Director Price is better known as an actor, from Broadway's Merrily We Roll Along and Rags.
African-American actor Ossie Davis is the script's cultural adviser. The multi-cultural musical prominently features a leprechaun whose crock of gold is wished upon to turn a racist senator into a black man. Stone (1776, Woman of the Year, Titanic) similarly reworked potentially offensive Native American references in the current Annie Get Your Gun revival.
The original libretto is by Harburg and Fred Saidy.
Finian's Rainbow is noted for its socially-aware sentiments -- it's a satire of American enterprise, consumerism and social structure wrapped in show tunes -- and for its freewheeling, playful lyrics by Harburg, a master of creating a new language for a fantastical world (as he did in "The Wizard of Oz."). The score also includes "Necessity," "Something Sort of Grandish," "When I'm Not Near the Girl I Love," "That Great Come and Get It Day," "When the Idle Poor Become the Idle Rich" and "The Begat."
Price's credits (as a director) include revivals of The Rothschilds and Juno and the "Encores!" concert revival of Pal Joey. He also staged the Off-Broadway comedy, Visiting Mr. Green.

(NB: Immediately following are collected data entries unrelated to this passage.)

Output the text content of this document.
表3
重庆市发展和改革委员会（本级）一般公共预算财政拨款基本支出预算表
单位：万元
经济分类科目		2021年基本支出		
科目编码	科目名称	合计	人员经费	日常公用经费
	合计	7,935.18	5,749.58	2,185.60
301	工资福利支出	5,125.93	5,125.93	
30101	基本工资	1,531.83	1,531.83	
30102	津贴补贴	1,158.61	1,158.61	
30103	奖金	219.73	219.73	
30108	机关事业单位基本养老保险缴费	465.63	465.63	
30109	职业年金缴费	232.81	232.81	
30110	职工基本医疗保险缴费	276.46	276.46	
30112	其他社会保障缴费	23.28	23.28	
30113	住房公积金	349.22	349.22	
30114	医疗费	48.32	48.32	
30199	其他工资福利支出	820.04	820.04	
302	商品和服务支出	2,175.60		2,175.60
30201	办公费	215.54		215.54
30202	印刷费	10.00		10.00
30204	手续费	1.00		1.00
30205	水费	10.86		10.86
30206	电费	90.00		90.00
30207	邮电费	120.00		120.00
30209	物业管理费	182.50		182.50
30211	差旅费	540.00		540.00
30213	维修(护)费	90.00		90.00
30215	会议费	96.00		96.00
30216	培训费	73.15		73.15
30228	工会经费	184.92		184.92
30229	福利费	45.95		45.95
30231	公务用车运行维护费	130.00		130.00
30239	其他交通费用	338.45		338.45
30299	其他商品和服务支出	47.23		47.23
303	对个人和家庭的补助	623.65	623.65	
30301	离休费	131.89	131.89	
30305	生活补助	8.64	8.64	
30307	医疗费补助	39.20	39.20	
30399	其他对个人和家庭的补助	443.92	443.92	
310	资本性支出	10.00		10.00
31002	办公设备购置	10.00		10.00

Finian's Rainbow originally opened on Broadway on Jan. 10, 1947 and ran for 725 performances. It took two Tony Awards (for choreographer Michael Kidd and supporting actor David Wayne). The cast included Ella Logan and Anita Alvarez. A 1968 film version, directed by Francis Ford Coppola, starred Astaire as Finian, Petula Clark as his daughter, Sharon, and Tommy Steele as Og.